Brown University East Providence, RI, United States
Vinit Gilvaz1, Anthony Reginato2, Deepan Dalal3 and Brad Crough4, 1Brown University, East Providence, RI, 2Brown University, Providence, RI, 3Brown University School of Medicine, Providence, RI, 4Brown Physicians Inc., Providence, RI
Background/Purpose: Patients with chronic medical conditions like rheumatoid arthritis (RA) have a wealth of clinical data stored within their electronic medical records (EMR). Artificial intelligence (AI) approaches using natural language processing (NLP) and machine learning (ML) allow us to leverage the large amount of data held within EMRs to classify disease processes, predict outcomes, and assist with clinical decision making. Our goal was to train and validate a ML model that could accurately identify patients with RA, with the secondary goal of sub-classifying RA based on seropositivity and erosive disease.

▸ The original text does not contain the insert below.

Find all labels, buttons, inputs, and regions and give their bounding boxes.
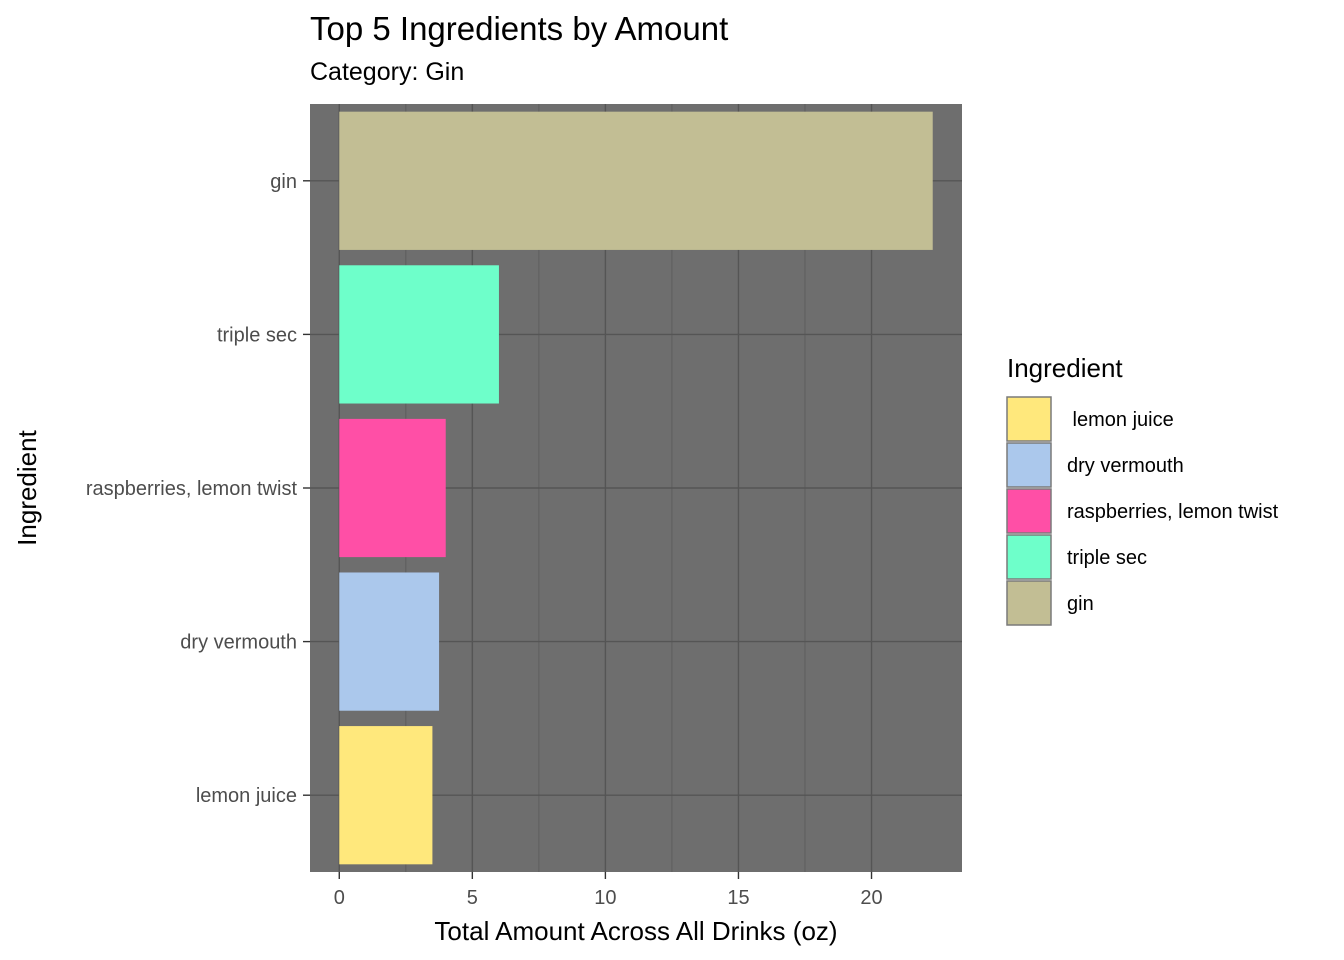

Methods: Data from 7283 patients within the Brown Physicians Inc.(BPI) organization was curated and loaded onto the Microsoft PowerBI® platform. A subset of 300 patients was chosen to develop the initial model. Of the 300 patients, 50% included patients with a single ICD code for RA. The physician notes, radiographic, laboratory, and prescription data from these patients were manually reviewed by faculty from the Division of Rheumatology to identify true RA patients and further classify them based on seropositivity and the presence of joint erosions. This data subset was then split into a training (70%) and testing set (30%). Keyword extraction was performed using the Microsoft Azure ML cognitive services. The Pre-processed text from the EMR and the key phrases then served as inputs to a supervised auto-machine learning model (AutoML) aimed at accurately identifying patients with RA. The validated model will then be applied to the full cohort of 7283 patients to identify all RA patients within the study population.
Results: Preliminary results show the ensemble model to be very accurate, with an AUROC (area under the receiver operating characteristic) of 99% with regards to the identification of RA patients. Our next steps would involve applying the model to the full dataset of 7283 patients and manually reviewing the patients identified to ensure fidelity.
Conclusion: Our preliminary results show that it is possible to develop an accurate model to identify patients with RA from a mixed outpatient cohort. Our future aim of developing a secondary model to subclassify patients based on seropositivity and joint erosions will provide more clinically relevant information when applied to the patients identified as having RA.
Disclosures: V. Gilvaz, None; A. Reginato, None; D. Dalal, None; B. Crough, None.